You know what is really cool?  These two authors, Lewis and Tolkien, were friends!  They were both professors at Oxford University in England.  Through discussion and debate they influenced and supported each other, even when they didn’t agree with the other’s ideas.

The Invention of Hugo Cabret

The Invention of Hugo Cabret (Photo credit: Wikipedia)

After those experiences, I started searching out book/movie connections.  I read all of the books about Oz, the original Mary Poppins books (did you even know there was more than one?

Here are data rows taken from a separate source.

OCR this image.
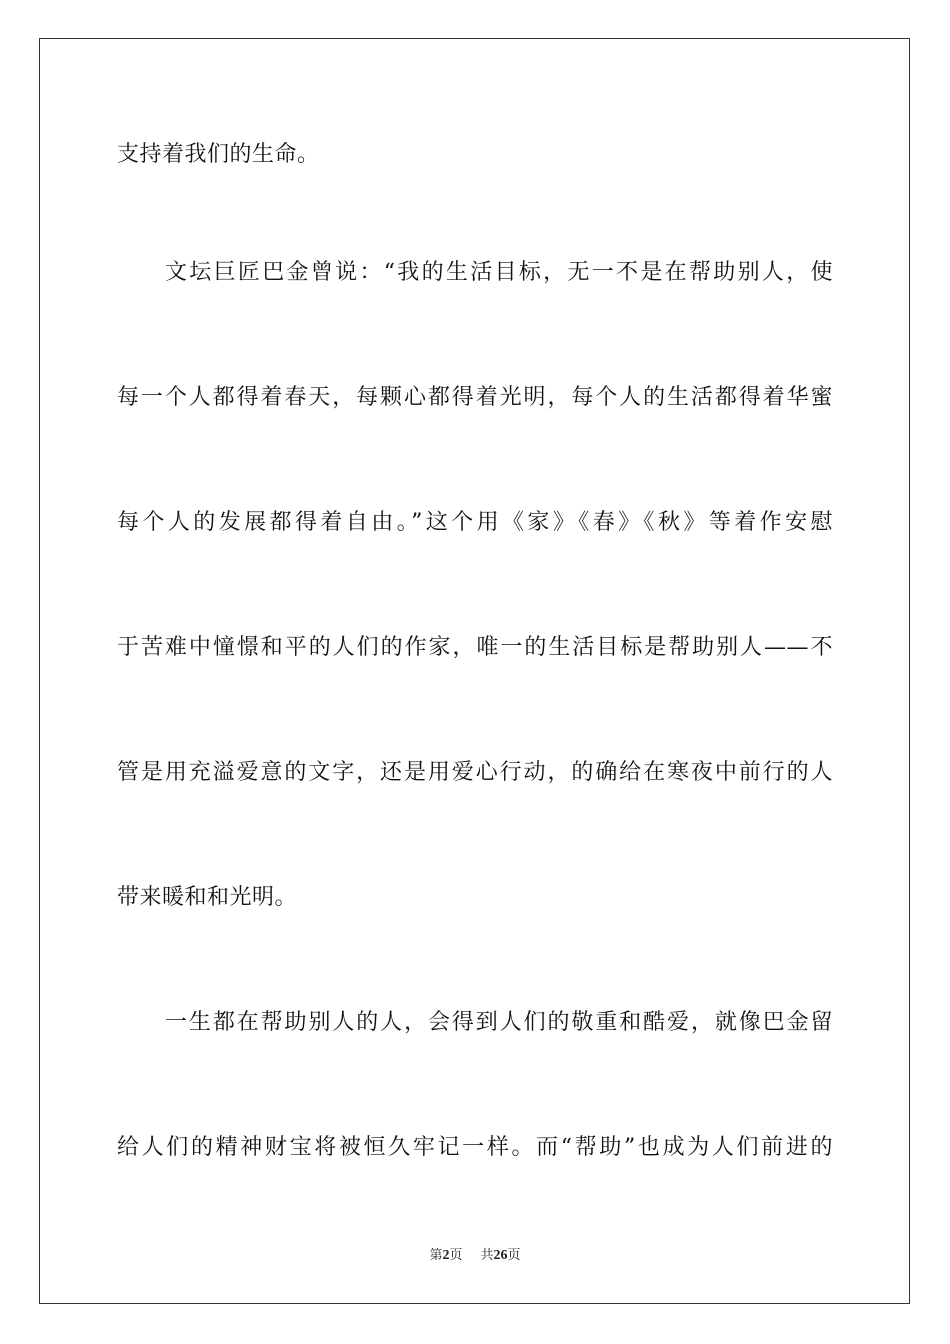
支持着我们的生命。
文坛巨匠巴金曾说：“我的生活目标，无一不是在帮助别人，使
每一个人都得着春天，每颗心都得着光明，每个人的生活都得着华蜜
每个人的发展都得着自由。”这个用《家》《春》《秋》等着作安慰
于苦难中憧憬和平的人们的作家，唯一的生活目标是帮助别人——不
管是用充溢爱意的文字，还是用爱心行动，的确给在寒夜中前行的人
带来暖和和光明。
一生都在帮助别人的人，会得到人们的敬重和酷爱，就像巴金留
给人们的精神财宝将被恒久牢记一样。而“帮助”也成为人们前进的
第2页 共26页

It’s true!), The Wind in the Willows, and everything else I could match together.  And don’t get me started on my Harry Potter obsession!  Lately, I’ve been able to talk to my students about a recent book that was made into a movie.  The book is called The Invention of Hugo Cabret; the movie is just called “Hugo.”  They spoke very excitedly about the book and movie connection, which made me incredibly happy.  Although the book appears to be very long and is very heavy, it is full of the most amazing illustrations you will want to linger over and study.  Reading the book is very similar to watching a movie, and since the book itself is about movies, it’s just the coolest mash-up ever.  The author/illustrator, Brian Selznick, has another book called Wonderstruck as well, again full of his hand-drawn pictures.  Since they had already opened the door by mentioning both the book and the movie about Hugo, I was able to steer them on to Wonderstruck as well.

And that, that is how it starts.  However you get there, it’s never to late to read the book!